Private foundations under Maltese law are vested with legal personality once registered. The investor would donate assets to the foundation, and administrators who manage the foundation. Malta provides for licensing of professional administrators, ensuring greater professionalism. A supervisory council may also be set to monitor the acts of the administrators. Foundations may be taxed under the same provisions as companies or trusts Should the foundation opt to be taxed as a trust, where all the beneficiaries of the foundation are not resident in Malta, and where all the income attributable to the trust does not arise in Malta, there are no tax implications which arise under Maltese law, provided that the administrators need to provide the Commissioner of Inland Revenue with a certificate that the beneficiaries benefiting from the foundation are all not resident in Malta.

5. Are there any recent developments in trust/foundation law in your jurisdiction that investors should be aware of?

The Maltese legislation on Trusts and Trustees has recently been amended, providing a more flexible product to the benefit of investors. The perpetuity period applicable to a trust, which was previously 100 years, has been extended to 125 years.
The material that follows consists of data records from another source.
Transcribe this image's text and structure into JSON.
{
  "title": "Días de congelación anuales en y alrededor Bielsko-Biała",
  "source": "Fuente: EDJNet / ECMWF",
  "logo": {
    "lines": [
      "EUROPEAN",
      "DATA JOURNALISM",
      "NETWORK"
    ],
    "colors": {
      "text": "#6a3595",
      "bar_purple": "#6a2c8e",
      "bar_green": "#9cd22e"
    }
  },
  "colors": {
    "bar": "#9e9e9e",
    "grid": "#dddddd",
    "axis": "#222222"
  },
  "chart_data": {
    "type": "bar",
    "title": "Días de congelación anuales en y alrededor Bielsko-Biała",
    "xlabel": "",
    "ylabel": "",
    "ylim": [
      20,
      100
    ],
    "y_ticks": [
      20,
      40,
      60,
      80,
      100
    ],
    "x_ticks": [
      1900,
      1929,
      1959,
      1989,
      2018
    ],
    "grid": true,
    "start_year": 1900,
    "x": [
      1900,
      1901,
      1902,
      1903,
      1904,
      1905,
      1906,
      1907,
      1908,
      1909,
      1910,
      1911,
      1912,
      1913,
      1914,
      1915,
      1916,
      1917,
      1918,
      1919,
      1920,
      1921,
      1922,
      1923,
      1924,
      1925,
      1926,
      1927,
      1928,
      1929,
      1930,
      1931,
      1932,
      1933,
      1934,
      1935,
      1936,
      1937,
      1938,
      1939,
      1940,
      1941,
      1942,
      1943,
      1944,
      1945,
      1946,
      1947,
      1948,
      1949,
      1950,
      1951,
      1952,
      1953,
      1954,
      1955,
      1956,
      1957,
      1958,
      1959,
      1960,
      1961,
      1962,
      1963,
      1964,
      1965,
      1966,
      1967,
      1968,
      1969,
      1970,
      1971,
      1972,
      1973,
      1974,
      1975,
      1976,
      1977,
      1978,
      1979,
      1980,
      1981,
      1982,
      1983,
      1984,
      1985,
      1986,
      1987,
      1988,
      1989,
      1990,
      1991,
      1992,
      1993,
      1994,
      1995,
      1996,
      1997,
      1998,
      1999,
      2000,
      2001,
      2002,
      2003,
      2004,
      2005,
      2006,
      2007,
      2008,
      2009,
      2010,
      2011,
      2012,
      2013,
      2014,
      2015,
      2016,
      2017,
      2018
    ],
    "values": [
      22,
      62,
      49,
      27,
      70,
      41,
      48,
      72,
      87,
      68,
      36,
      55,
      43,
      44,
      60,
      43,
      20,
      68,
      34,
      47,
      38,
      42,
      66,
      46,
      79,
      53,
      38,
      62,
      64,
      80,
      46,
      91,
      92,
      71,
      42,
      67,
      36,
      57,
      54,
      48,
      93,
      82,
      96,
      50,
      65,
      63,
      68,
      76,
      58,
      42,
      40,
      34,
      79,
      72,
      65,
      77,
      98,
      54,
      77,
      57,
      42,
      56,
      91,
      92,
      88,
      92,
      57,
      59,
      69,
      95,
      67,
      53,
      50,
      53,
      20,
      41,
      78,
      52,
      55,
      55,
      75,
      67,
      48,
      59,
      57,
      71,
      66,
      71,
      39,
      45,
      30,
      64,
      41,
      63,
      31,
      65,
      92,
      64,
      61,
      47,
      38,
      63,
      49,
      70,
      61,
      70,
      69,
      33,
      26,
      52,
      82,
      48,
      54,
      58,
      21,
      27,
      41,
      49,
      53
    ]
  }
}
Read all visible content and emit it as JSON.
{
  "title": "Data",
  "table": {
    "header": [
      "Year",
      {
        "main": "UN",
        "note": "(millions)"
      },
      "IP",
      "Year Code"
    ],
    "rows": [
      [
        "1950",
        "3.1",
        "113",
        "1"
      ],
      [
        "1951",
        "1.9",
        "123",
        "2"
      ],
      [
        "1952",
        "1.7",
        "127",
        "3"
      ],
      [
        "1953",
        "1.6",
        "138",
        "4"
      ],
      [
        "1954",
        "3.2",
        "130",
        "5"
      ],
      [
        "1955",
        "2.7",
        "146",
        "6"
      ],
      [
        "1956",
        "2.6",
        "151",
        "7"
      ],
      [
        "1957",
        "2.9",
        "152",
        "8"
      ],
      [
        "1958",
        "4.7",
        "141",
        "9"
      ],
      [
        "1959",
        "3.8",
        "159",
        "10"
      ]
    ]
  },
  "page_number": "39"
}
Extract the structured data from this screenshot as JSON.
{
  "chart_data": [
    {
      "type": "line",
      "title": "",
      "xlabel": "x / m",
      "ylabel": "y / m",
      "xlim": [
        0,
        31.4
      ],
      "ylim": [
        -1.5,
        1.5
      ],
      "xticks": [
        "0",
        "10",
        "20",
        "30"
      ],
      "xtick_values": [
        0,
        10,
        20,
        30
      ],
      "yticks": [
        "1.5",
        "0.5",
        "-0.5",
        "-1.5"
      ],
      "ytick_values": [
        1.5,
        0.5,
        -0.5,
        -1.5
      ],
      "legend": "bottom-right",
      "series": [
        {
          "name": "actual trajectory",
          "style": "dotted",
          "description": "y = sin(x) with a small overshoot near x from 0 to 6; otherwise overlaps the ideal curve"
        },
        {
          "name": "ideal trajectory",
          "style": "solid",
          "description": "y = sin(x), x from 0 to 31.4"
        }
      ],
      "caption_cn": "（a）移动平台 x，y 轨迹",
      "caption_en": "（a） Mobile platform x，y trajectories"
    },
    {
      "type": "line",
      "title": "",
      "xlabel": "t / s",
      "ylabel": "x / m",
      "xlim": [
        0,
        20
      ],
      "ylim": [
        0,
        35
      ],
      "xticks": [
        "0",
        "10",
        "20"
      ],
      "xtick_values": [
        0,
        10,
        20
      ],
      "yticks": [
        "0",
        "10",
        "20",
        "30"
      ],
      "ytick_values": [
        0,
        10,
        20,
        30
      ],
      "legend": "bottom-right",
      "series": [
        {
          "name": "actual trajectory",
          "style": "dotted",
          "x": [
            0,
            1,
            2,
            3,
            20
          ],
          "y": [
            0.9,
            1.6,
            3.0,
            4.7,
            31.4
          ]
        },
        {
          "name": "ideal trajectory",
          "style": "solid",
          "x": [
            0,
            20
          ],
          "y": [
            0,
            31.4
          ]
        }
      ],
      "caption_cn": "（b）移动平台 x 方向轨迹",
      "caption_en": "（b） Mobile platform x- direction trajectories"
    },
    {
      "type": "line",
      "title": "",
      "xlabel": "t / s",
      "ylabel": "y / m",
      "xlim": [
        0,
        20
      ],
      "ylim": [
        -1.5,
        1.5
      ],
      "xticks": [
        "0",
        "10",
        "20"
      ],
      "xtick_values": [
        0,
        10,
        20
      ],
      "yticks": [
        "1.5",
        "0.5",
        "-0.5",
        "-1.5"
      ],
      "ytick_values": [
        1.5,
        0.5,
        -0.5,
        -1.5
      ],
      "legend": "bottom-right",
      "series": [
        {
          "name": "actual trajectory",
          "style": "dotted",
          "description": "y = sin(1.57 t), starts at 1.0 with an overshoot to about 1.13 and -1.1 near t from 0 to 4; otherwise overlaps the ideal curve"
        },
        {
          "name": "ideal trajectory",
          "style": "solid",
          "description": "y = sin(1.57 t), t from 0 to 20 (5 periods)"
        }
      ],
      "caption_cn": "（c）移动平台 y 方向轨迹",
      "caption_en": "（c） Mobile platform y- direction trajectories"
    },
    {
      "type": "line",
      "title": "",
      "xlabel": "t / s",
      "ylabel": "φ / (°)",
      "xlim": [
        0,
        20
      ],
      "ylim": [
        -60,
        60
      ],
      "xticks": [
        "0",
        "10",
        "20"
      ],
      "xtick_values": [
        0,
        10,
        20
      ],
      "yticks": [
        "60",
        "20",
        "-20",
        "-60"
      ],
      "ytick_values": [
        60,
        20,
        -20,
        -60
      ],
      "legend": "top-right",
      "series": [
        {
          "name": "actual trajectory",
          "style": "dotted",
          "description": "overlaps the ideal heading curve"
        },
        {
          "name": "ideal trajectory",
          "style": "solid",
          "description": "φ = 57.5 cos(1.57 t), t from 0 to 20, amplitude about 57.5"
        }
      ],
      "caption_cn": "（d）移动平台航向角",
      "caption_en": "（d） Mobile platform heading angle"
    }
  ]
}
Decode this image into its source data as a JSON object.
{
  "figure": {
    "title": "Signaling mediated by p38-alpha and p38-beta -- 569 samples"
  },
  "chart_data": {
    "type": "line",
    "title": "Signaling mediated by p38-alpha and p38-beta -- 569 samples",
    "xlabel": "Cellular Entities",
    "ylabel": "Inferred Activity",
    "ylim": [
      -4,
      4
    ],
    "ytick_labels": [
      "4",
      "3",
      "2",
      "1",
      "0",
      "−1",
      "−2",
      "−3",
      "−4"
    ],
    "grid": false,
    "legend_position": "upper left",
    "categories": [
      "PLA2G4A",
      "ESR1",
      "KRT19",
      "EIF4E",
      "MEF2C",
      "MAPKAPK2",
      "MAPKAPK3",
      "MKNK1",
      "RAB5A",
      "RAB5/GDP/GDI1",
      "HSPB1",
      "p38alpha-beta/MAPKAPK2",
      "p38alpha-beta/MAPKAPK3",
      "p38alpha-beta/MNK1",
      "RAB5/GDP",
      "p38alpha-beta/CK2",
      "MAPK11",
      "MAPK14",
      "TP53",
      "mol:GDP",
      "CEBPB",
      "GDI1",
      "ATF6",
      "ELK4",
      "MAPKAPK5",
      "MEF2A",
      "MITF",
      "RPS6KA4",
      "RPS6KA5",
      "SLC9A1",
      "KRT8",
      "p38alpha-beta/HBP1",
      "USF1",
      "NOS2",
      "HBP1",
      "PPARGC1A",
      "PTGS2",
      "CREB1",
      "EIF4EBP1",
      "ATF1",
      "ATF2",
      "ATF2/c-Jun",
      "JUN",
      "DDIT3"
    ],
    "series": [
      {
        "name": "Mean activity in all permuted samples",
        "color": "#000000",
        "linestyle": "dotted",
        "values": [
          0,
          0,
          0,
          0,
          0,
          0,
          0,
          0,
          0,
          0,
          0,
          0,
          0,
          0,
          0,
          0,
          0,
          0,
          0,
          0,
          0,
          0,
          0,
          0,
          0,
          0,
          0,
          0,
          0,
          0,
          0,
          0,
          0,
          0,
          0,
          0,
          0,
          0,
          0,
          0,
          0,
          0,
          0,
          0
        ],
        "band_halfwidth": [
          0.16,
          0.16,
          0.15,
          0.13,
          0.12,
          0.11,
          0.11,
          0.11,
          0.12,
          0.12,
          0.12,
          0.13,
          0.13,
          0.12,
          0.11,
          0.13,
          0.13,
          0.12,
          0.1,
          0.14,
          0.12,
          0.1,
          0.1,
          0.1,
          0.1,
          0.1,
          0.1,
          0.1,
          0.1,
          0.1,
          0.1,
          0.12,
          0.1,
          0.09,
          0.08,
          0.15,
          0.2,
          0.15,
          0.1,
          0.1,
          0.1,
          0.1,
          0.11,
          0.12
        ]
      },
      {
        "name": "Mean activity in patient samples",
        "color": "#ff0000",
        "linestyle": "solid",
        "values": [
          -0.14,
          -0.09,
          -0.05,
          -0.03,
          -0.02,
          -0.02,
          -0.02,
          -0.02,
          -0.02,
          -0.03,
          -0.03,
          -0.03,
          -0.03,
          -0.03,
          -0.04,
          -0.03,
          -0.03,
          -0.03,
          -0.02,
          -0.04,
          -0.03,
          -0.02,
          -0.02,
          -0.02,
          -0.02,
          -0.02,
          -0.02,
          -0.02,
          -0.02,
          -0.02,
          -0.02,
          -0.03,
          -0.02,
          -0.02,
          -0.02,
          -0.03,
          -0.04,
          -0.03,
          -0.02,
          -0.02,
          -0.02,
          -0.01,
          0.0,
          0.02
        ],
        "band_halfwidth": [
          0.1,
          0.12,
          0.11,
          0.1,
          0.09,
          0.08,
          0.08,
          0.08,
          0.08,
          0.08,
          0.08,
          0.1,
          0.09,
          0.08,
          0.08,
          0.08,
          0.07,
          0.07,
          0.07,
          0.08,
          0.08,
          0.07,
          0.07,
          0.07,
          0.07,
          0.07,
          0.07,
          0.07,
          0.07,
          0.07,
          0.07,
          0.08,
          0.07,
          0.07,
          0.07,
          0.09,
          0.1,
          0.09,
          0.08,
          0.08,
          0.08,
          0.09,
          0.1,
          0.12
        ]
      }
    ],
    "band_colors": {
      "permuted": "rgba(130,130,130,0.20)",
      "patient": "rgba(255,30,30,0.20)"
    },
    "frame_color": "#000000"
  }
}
Moreover, Maltese legislation now provides that the settlor may reserve powers to ‘appoint, add or remove trustees, protector or beneficiaries’ and powers to appoint any ‘investment adviser or investment manager’ without effecting the validity of the trust or delaying the taking effect of the trust. This may provide the investor with further peace of mind as it does allow him to appoint people in his trust to carry out roles within the trust.

A recent development was the introduction of a light touch regime for ‘family trusts’. In case where a trustee is set up as a company whose objects and activities are limited to acting as trustee in relation to a specific settlor or settlors and providing administrative services in respect of a specific family trust or trusts, and which does not otherwise hold itself out as trustee to the public, and which does not act habitually as a trustee, the trustee need not attain a license from the MFSA to act as such, but simply register as a family trustee with the MFSA. The MFSA has also published in April of this year the rules relating to the trustees of such family trusts.  These PTC’s (Private Trust Companies) are required to register with the MFSA through a simpler process rather than a full authorisation process. An investor, therefore, who wishes to set up a trust but does not wish to appoint a professional trustee as the trustee of the trust, may opt to set up a company purposely to act as trustee for the specific family trust or trusts.